5次元から見たボクとパパ

Cave_compass_9 思形の最も基本的な役割は、虚空間(奥行きが見えないという意味)として働いている前後方向に、実空間(長さが見えるということ)を設定し、それを観察することである。大人なら誰でも、奥行き方向を横から見たら幅のような長さが見えているに違いないという確信を持っていることだろう。ここで「大人なら」と書いたのは、僕が幼児の頃にはこんな確信は微塵もなかったのをよく覚えているからだ。月や太陽が遠いところにあるとは考えもしなかったし、左や右という方向を区別するのにもすごく苦労した記憶がある。幼稚園児ぐらいまでに見られる鏡文字等も、彼、彼女らにまだ左右という方向の認識の働きがよく生まれていないことを如実に物語っている。左右という方向があり、そこから見ると奥行きは幅になる——こうした確信を与えている力が思形だと考えていい。おそらくこの確信が芽生えてくるのは7〜8才頃だろう。思形の登場によって、主体は奥行きに延長を概念化することができ、モノの厚みや、主客の分離や、自他の分離を意識に明確に形作ることができてくるわけだ。

 思形になぜこのような働きが出てくるかは、上に示したケイブコンパスでそのあらましを簡単に示すことができる。無意識の発達がψ9段階に入ると、精神はコンパスが示しているように、次元観察子ψ1とψ*1、ψ3とψ*3、ψ5とψ*5、ψ7とψ*7という奇数系同士(人間の外面同士)の観察子を、それぞれ対化として見る視座を持つことができるようになる。つまり、ψ1とψ*1の場合であれば、モノの見え姿(表相)のオモテとウラの存在を知ることによってモノの横からの視点が自然に主体に内在化してくることが可能になるということだ。同様に、モノの背景の表とウラ(表面と表面*=ψ3とψ*3)の存在を知ることよって、モノの外部iにある空間を横から見る視点が内在化され、自分の知覚球面と他者の知覚球面の存在(ψ5とψ*5)を並列的なものと見る視点によって、自他を横から見ている視点が内在化されてくる。これらの諸関係はψ7〜ψ8までの状態では獲得することができない。ψ7〜ψ8までの段階はあくまでも身体における前後の関係、つまり、知覚世界と知覚外世界の空間関係のみであり、これらの空間には他者を入り込ませる余地がないのである。その意味で、ψ7〜8の空間は、精神分析のいうただただ裸形の主体が孤高に存在する現実界の空間と言っていいのかもしれない。当然のことながら、この段階では、人間の自省的な意識というものは生まれてはいない。
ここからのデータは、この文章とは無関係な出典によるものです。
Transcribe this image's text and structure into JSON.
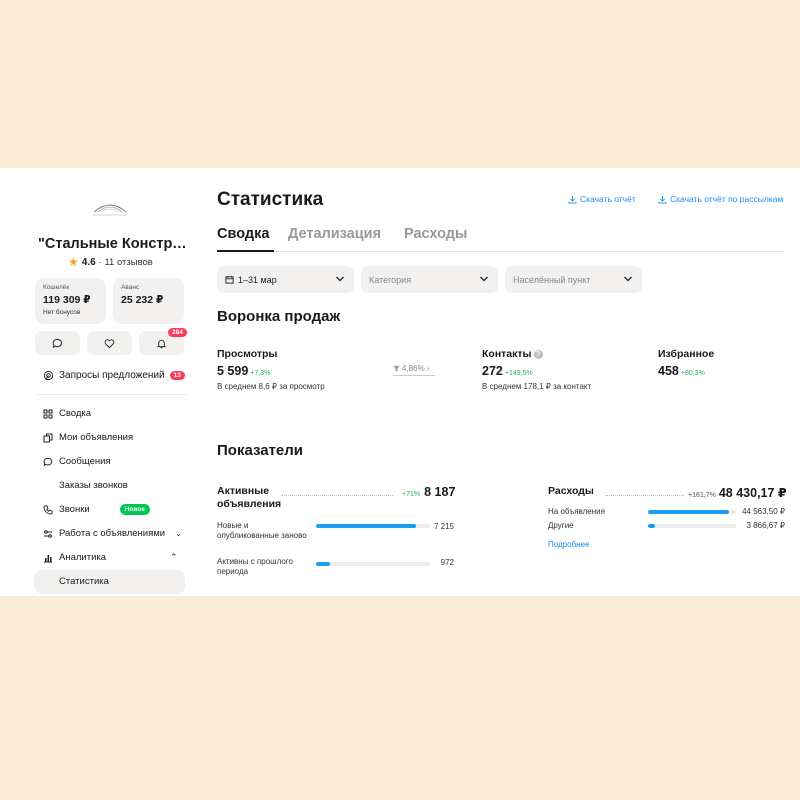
{
  "sidebar": {
    "company_name": "\"Стальные Конструкции\"",
    "rating": "4.6",
    "reviews": "· 11 отзывов",
    "wallet": {
      "label": "Кошелёк",
      "amount": "119 309 ₽",
      "sub": "Нет бонусов"
    },
    "advance": {
      "label": "Аванс",
      "amount": "25 232 ₽"
    },
    "notifications_badge": "284",
    "requests": {
      "label": "Запросы предложений",
      "badge": "13"
    },
    "nav": [
      {
        "label": "Сводка",
        "icon": "grid-icon"
      },
      {
        "label": "Мои объявления",
        "icon": "copy-icon"
      },
      {
        "label": "Сообщения",
        "icon": "chat-icon"
      },
      {
        "label": "Заказы звонков",
        "icon": ""
      },
      {
        "label": "Звонки",
        "icon": "phone-icon",
        "badge": "Новое"
      },
      {
        "label": "Работа с объявлениями",
        "icon": "sliders-icon"
      },
      {
        "label": "Аналитика",
        "icon": "bar-chart-icon"
      }
    ],
    "active_item": "Статистика"
  },
  "header": {
    "title": "Статистика",
    "download_report": "Скачать отчёт",
    "download_mailing": "Скачать отчёт по рассылкам"
  },
  "tabs": [
    "Сводка",
    "Детализация",
    "Расходы"
  ],
  "filters": {
    "period": "1–31 мар",
    "category": "Категория",
    "location": "Населённый пункт"
  },
  "funnel": {
    "title": "Воронка продаж",
    "views": {
      "label": "Просмотры",
      "value": "5 599",
      "delta": "+7,3%",
      "sub": "В среднем 8,6 ₽ за просмотр"
    },
    "conversion": "4,86%",
    "contacts": {
      "label": "Контакты",
      "value": "272",
      "delta": "+149,5%",
      "sub": "В среднем 178,1 ₽ за контакт"
    },
    "favorites": {
      "label": "Избранное",
      "value": "458",
      "delta": "+80,3%"
    }
  },
  "indicators": {
    "title": "Показатели",
    "active": {
      "label": "Активные объявления",
      "delta": "+71%",
      "value": "8 187",
      "rows": [
        {
          "label": "Новые и опубликованные заново",
          "value": "7 215",
          "fraction": 0.88
        },
        {
          "label": "Активны с прошлого периода",
          "value": "972",
          "fraction": 0.12
        }
      ]
    },
    "expenses": {
      "label": "Расходы",
      "delta": "+161,7%",
      "value": "48 430,17 ₽",
      "rows": [
        {
          "label": "На объявления",
          "value": "44 563,50 ₽",
          "fraction": 0.92
        },
        {
          "label": "Другие",
          "value": "3 866,67 ₽",
          "fraction": 0.08
        }
      ],
      "link": "Подробнее"
    }
  },
  "colors": {
    "accent": "#1a8cff",
    "bar": "#1a9df0",
    "positive": "#22b14c",
    "badge": "#ff3b5c",
    "new": "#00c853"
  }
}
ただただ世界のみが開示するエーテル的世界である。

 ψ9=思形とは、その意味で、ψ7〜8の段階まででは見えなかった関係を、他者の外面をミラーリングし、その像を自らの外面との交換関係を結ぶことによって形作られていくものとなる。この外面と外面*のミラーリングの共有によって、同時に内面と内面*側も同一化を起こすことになる。それは、思形の内面と呼ばれる領域で、ψ2とψ*2(一つのモノの内部)、ψ4とψ*4(一つのモノの外部)、ψ6とψ*6(無数のモノの外部、もしくは一人の他者とわたし)、ψ8とψ8(わたしを含めた無数の他者)、それぞれが占める空間の同一化である。何のことはない、これらは僕らが普通に所持している外界認識のことである。
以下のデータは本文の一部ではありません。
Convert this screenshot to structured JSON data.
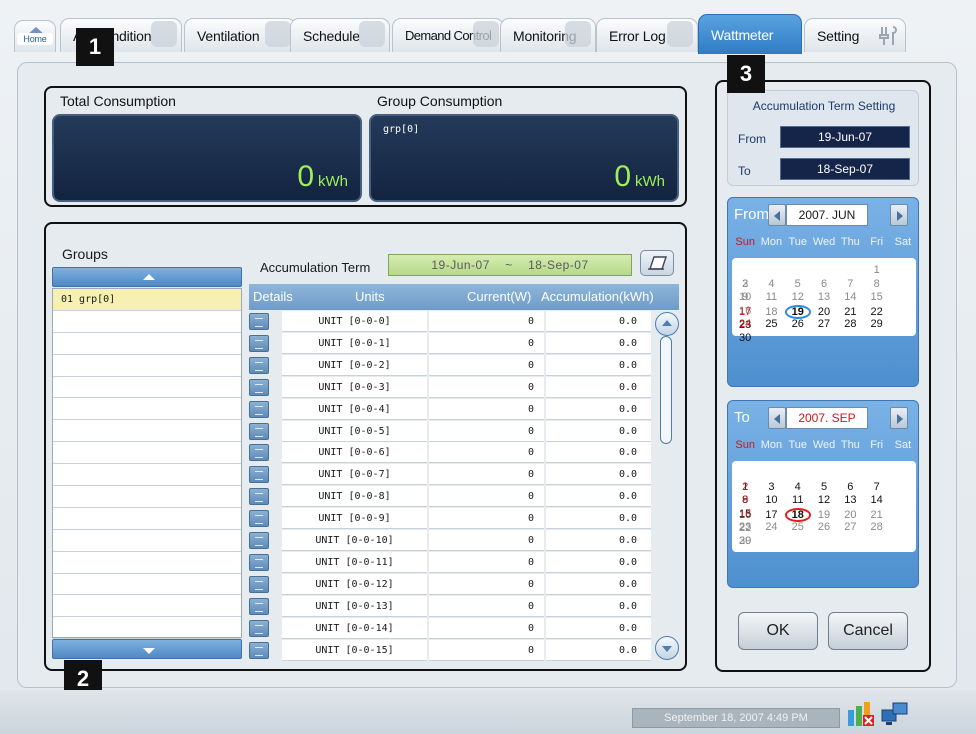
{
  "tabs": [
    {
      "label": "Home"
    },
    {
      "label": "Air-Condition"
    },
    {
      "label": "Ventilation"
    },
    {
      "label": "Schedule"
    },
    {
      "label": "Demand Control"
    },
    {
      "label": "Monitoring"
    },
    {
      "label": "Error Log"
    },
    {
      "label": "Wattmeter"
    },
    {
      "label": "Setting"
    }
  ],
  "callouts": {
    "one": "1",
    "two": "2",
    "three": "3"
  },
  "consumption": {
    "total_label": "Total Consumption",
    "total_value": "0",
    "total_unit": "kWh",
    "group_label": "Group Consumption",
    "group_name": "grp[0]",
    "group_value": "0",
    "group_unit": "kWh"
  },
  "groups": {
    "title": "Groups",
    "items": [
      {
        "text": "01   grp[0]"
      },
      {
        "text": ""
      },
      {
        "text": ""
      },
      {
        "text": ""
      },
      {
        "text": ""
      },
      {
        "text": ""
      },
      {
        "text": ""
      },
      {
        "text": ""
      },
      {
        "text": ""
      },
      {
        "text": ""
      },
      {
        "text": ""
      },
      {
        "text": ""
      },
      {
        "text": ""
      },
      {
        "text": ""
      },
      {
        "text": ""
      },
      {
        "text": ""
      }
    ]
  },
  "accumulation": {
    "label": "Accumulation Term",
    "from": "19-Jun-07",
    "sep": "~",
    "to": "18-Sep-07"
  },
  "table": {
    "headers": {
      "details": "Details",
      "units": "Units",
      "current": "Current(W)",
      "accumulation": "Accumulation(kWh)"
    },
    "rows": [
      {
        "unit": "UNIT [0-0-0]",
        "current": "0",
        "acc": "0.0"
      },
      {
        "unit": "UNIT [0-0-1]",
        "current": "0",
        "acc": "0.0"
      },
      {
        "unit": "UNIT [0-0-2]",
        "current": "0",
        "acc": "0.0"
      },
      {
        "unit": "UNIT [0-0-3]",
        "current": "0",
        "acc": "0.0"
      },
      {
        "unit": "UNIT [0-0-4]",
        "current": "0",
        "acc": "0.0"
      },
      {
        "unit": "UNIT [0-0-5]",
        "current": "0",
        "acc": "0.0"
      },
      {
        "unit": "UNIT [0-0-6]",
        "current": "0",
        "acc": "0.0"
      },
      {
        "unit": "UNIT [0-0-7]",
        "current": "0",
        "acc": "0.0"
      },
      {
        "unit": "UNIT [0-0-8]",
        "current": "0",
        "acc": "0.0"
      },
      {
        "unit": "UNIT [0-0-9]",
        "current": "0",
        "acc": "0.0"
      },
      {
        "unit": "UNIT [0-0-10]",
        "current": "0",
        "acc": "0.0"
      },
      {
        "unit": "UNIT [0-0-11]",
        "current": "0",
        "acc": "0.0"
      },
      {
        "unit": "UNIT [0-0-12]",
        "current": "0",
        "acc": "0.0"
      },
      {
        "unit": "UNIT [0-0-13]",
        "current": "0",
        "acc": "0.0"
      },
      {
        "unit": "UNIT [0-0-14]",
        "current": "0",
        "acc": "0.0"
      },
      {
        "unit": "UNIT [0-0-15]",
        "current": "0",
        "acc": "0.0"
      }
    ]
  },
  "term_setting": {
    "title": "Accumulation Term Setting",
    "from_label": "From",
    "from_value": "19-Jun-07",
    "to_label": "To",
    "to_value": "18-Sep-07"
  },
  "cal_from": {
    "label": "From",
    "month": "2007. JUN",
    "dow": [
      "Sun",
      "Mon",
      "Tue",
      "Wed",
      "Thu",
      "Fri",
      "Sat"
    ],
    "weeks": [
      [
        "",
        "",
        "",
        "",
        "",
        "1",
        "2"
      ],
      [
        "3",
        "4",
        "5",
        "6",
        "7",
        "8",
        "9"
      ],
      [
        "10",
        "11",
        "12",
        "13",
        "14",
        "15",
        "16"
      ],
      [
        "17",
        "18",
        "19",
        "20",
        "21",
        "22",
        "23"
      ],
      [
        "24",
        "25",
        "26",
        "27",
        "28",
        "29",
        "30"
      ]
    ],
    "selected_day": "19"
  },
  "cal_to": {
    "label": "To",
    "month": "2007. SEP",
    "dow": [
      "Sun",
      "Mon",
      "Tue",
      "Wed",
      "Thu",
      "Fri",
      "Sat"
    ],
    "weeks": [
      [
        "",
        "",
        "",
        "",
        "",
        "",
        "1"
      ],
      [
        "2",
        "3",
        "4",
        "5",
        "6",
        "7",
        "8"
      ],
      [
        "9",
        "10",
        "11",
        "12",
        "13",
        "14",
        "15"
      ],
      [
        "16",
        "17",
        "18",
        "19",
        "20",
        "21",
        "22"
      ],
      [
        "23",
        "24",
        "25",
        "26",
        "27",
        "28",
        "29"
      ],
      [
        "30",
        "",
        "",
        "",
        "",
        "",
        ""
      ]
    ],
    "selected_day": "18"
  },
  "buttons": {
    "ok": "OK",
    "cancel": "Cancel"
  },
  "status": {
    "datetime": "September 18, 2007 4:49 PM"
  },
  "colors": {
    "accent": "#2f7cc6",
    "value_green": "#9ef05a",
    "display_bg": "#1a2d4d",
    "callout": "#111111"
  },
  "icons": [
    "home-icon",
    "print-icon",
    "details-icon",
    "scroll-up-icon",
    "scroll-down-icon",
    "calendar-prev-icon",
    "calendar-next-icon",
    "chart-status-icon",
    "network-status-icon",
    "wrench-icon"
  ]
}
 (人間が意識する)モノとは思形の内面にあるものです——シリウスファイル

 人間にとっては思形は無意識として働き、外界認識は無意識構造の発展プロセスの結果として、その内面に現れてくるということだ。そこでは、わたしとは無関係にモノの世界が広がっているかのように見えてしまう。モノ=対象という概念の発生。この対象概念において、現象世界は個別のコンテナに詰め込まれ、あたかも別々のものとしてそれぞれの自己同一性を与えられる。灰皿は灰皿である。ライターはライターである。机は机である。このAはAであるという同一律。理性が持ったまさに理〈コトワリ〉の儀式。世界の事物における排他的離接はこのようにして誕生してくるというわけだ。そして、見逃してならないのは、その背後を一つの精神として流れるように統合しているゼロ記号としての思形の覆いだ。こうした無意識の風景が象徴界(言葉の世界)への参入を示唆していることは想像に難くない。

 〈補足〉ケイブコンパスの目盛りを見ても分かるように、この意識はだいたい7〜8才から13〜14才ぐらいまでで確立することになる。
 あれ?ママが後回しになっちゃった。次回はママの番ね。